Today, in a lonely impulse of delight while pursuing Goodreads, I confirmed that reality.

Anthony Burgess. Of course.

As a sidebar, The International Anthony Burgess Foundation has a nice historical summary of the dystopian genre. I never would have realized that Brave New World was written before 1984.

The term ‘utopia’, literally meaning ‘no place’, was coined by Thomas More in his book of the same title. Utopia (1516) describes a fictional island in the Atlantic ocean and is a satire on the state of England. The English philosopher John Stuart Mill coined ‘Dystopia’, meaning ‘bad place’, in 1868 as he was denouncing the government’s Irish land policy. He was inspired by More’s writing on utopia.

Something fitting about “Utopia” being about England and “Dystopia” being about Ireland. Always thus, I suppose.

In any case, I look forward to reading it.

A Message I Think Many of Us Self-Published Could Use.

At the end of a re-posted Sarah Hoyt Human Wave “manifesto”

You shall not spend your life explaining why your not-boring is better than your fellow writers not-boring.  Instead you will shut up and write.

 preach

There is nothing lamer, sadder, and more pathetic that author-on-author hate.

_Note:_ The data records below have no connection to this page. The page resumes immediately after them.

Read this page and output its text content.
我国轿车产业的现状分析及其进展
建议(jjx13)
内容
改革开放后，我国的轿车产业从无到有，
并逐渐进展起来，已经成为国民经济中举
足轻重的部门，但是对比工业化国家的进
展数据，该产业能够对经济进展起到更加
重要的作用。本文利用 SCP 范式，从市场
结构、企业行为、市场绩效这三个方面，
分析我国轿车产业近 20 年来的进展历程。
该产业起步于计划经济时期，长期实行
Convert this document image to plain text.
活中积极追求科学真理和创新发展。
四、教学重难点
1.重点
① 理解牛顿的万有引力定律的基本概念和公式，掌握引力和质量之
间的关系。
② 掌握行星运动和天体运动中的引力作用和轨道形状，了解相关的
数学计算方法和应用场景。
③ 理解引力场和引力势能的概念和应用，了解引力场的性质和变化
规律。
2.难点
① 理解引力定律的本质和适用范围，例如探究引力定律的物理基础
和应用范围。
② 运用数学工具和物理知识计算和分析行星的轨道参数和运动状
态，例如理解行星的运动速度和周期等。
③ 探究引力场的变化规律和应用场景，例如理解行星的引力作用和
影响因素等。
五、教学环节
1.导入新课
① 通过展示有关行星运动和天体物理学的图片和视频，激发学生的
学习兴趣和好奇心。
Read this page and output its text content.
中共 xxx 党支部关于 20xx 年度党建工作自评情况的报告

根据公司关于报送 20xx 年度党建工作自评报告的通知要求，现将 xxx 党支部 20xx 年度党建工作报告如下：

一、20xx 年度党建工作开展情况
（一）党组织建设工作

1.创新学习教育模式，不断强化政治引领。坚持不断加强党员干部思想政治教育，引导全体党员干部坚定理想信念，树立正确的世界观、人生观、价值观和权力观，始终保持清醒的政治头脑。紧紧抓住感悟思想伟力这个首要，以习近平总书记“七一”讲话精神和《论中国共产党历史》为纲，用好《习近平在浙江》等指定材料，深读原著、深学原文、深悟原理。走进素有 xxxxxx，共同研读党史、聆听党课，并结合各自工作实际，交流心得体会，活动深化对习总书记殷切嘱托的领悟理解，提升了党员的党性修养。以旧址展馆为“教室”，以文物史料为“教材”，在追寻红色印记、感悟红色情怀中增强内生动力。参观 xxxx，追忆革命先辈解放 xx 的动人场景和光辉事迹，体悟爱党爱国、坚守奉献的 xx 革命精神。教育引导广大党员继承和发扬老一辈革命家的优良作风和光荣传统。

Does anyone imagine that J.K. Rowling gives one tu’penny fark how many people slag Harry Potter? Of course not, which is why I stopped hating on them years ago. I still haven’t read them, because I don’t care, but good for her. Seriously. Another person’s success is not my failure, no matter how mystifying I find things.

I have never published anything that sold in quantities I want. That’s, well, it’s not okay, but whining about it accomplishes what? Grumping about people who didn’t like my work accomplishes what?

Aside from making you an entitled ninny and pseudo-aristocrat, I mean?